State Outlook 'Encouraging'
GRAND RAPIDS — Employment in Michigan is forecast to slow moderately and remain below the national average, but National City Corp. economists see the state climbing out of what has been its chronic residence in job-loss territory, moving into positive territory later in 2006 and beginning to post gains in 2007.
“After a difficult five-year downturn, I think we should be encouraged by the prospect of that happening, despite what’s going on in the state’s auto sector,” said National City Chief Economist Richard DeKaser in a recent Michigan Economic Outlook telecast.
“More layoffs are for sure, but not to a significant extent greater than what we’ve seen in past years. When we get through this, other sectors should provide job gains to offset the losses.”
DeKaser said the single most important factor in determining Michigan’s economic performance is the national economy. Industry mix weighs heavily on the state’s economic performance. It’s the durable goods manufacturing sector, including autos, that is big in Michigan. The state’s industrial structure, he said, presents something of a liability.
Between Ford Motor Co. and General Motors Corp., there have been 6,318 “officially notified” job cuts, DeKaser pointed out, but there are markets where closures are going to occur but have not yet been announced. Using a combination of rumors and observed ratios of actual layoff announcements, National City economists believe the total impact on Michigan will be about 10,500 jobs. On top of that, there is a very deep complex of supplying industries that produce parts and materials for the auto sector.
“The intensity of this conglomeration of economic activity is really very striking,” DeKaser remarked. “Within our seven-state region, for every job announcement in the auto sector, another seven occur in the various supplying industries. We’re probably looking at 10 times that quantified number of initial layoffs, which would put job losses up in the vicinity of 100,000.”
That’s about 2 percent of the current existing job base in the state, he pointed out, but it will not happen simultaneously. The state has been seeing some of the pain in the supplying industries for many, many years, most significantly with the bankruptcies of Delphi Corp., Tower Automotive Inc. and Collins & Aikman Corp., all since 2005.
“Most likely, I think we’re going to see that 2 percent spread out over about a five-year period,” DeKaser said.
Economist Robert Reed said that according to National City’s survey of 2,500 small business owners in the bank’s seven-state market, business confidence climbed in March, with 72 percent of respondents reporting “favorable sentiments” during the month.

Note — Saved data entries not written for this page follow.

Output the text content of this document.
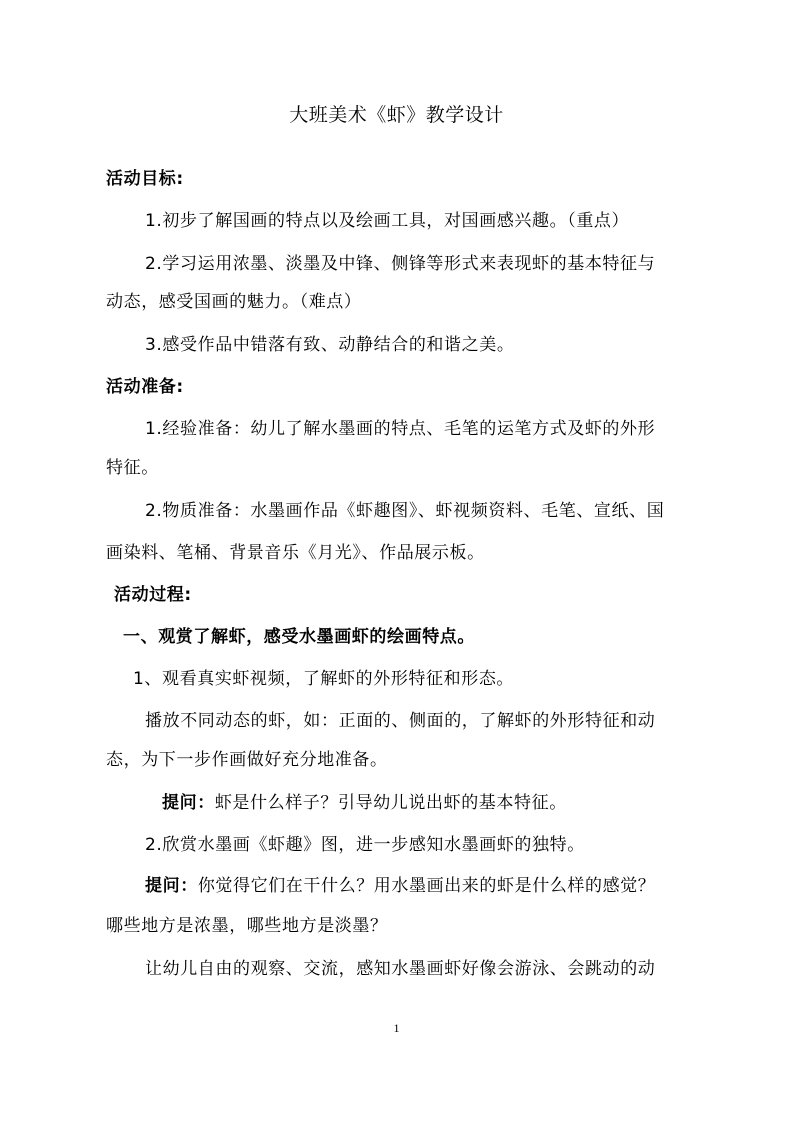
大班美术《虾》教学设计
活动目标:
1.初步了解国画的特点以及绘画工具，对国画感兴趣。（重点）
2.学习运用浓墨、淡墨及中锋、侧锋等形式来表现虾的基本特征与
动态，感受国画的魅力。（难点）
3.感受作品中错落有致、动静结合的和谐之美。
活动准备:
1.经验准备：幼儿了解水墨画的特点、毛笔的运笔方式及虾的外形
特征。
2.物质准备：水墨画作品《虾趣图》、虾视频资料、毛笔、宣纸、国
画染料、笔桶、背景音乐《月光》、作品展示板。
活动过程:
一、观赏了解虾，感受水墨画虾的绘画特点。
1、观看真实虾视频，了解虾的外形特征和形态。
播放不同动态的虾，如：正面的、侧面的，了解虾的外形特征和动
态，为下一步作画做好充分地准备。
提问：虾是什么样子？引导幼儿说出虾的基本特征。
2.欣赏水墨画《虾趣》图，进一步感知水墨画虾的独特。
提问：你觉得它们在干什么？用水墨画出来的虾是什么样的感觉？
哪些地方是浓墨，哪些地方是淡墨？
让幼儿自由的观察、交流，感知水墨画虾好像会游泳、会跳动的动
1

“Small businesses in Michigan are showing optimism in regard to their future,” Reed observed. “Over the 15-month history of this index, we have collected more than 10,000 responses from businesses within Michigan. With a 67.6 percent rating of optimism in March, we feel that the confidence ratings back up our forecast for continued growth in Michigan for the foreseeable future.”
Now in its fifth year of expansion, the U.S. economy is basically back to where economists want to see it. That’s good, but it also means that prospects for future growth are limited.
“When the economy is underperforming its potential by a significant degree, as was the case a few years ago, there’s an opportunity to grow at a very quick pace. We are at full employment in my estimation. And in a perfect world, the economy will continue to grow, but at a pace that is consistent with that long-term potential,” DeKaser said.
He predicts 3.6 percent GDP growth this year and a slowing in the second half to about 2.5 percent. DeKaser sees that most sectors are showing mild atrophy and are not particularly ripe for decline, with the exception of housing. That sector is just beginning what is expected to be a fairly significant downturn.
“We do think housing is going to be the principal contributor to the economic slowdown in our forecast. Why? Simply because actual sales of single family homes — which peaked in the summer of 2005 — has fallen quite precipitously since that time.”
He noted that there’s a dramatic increase in inventories of new homes for sale, with record levels more than 20 percent over the previous high. Home price appreciation, which was so robust in 2004 and 2005, is reverting back to longer-term norms. But the risk of declining home prices is quite low in Michigan compared to other markets, he said. With demand slowing, the nation will likely see a decline in construction activity, and that will have the greatest impact in terms of economic activity.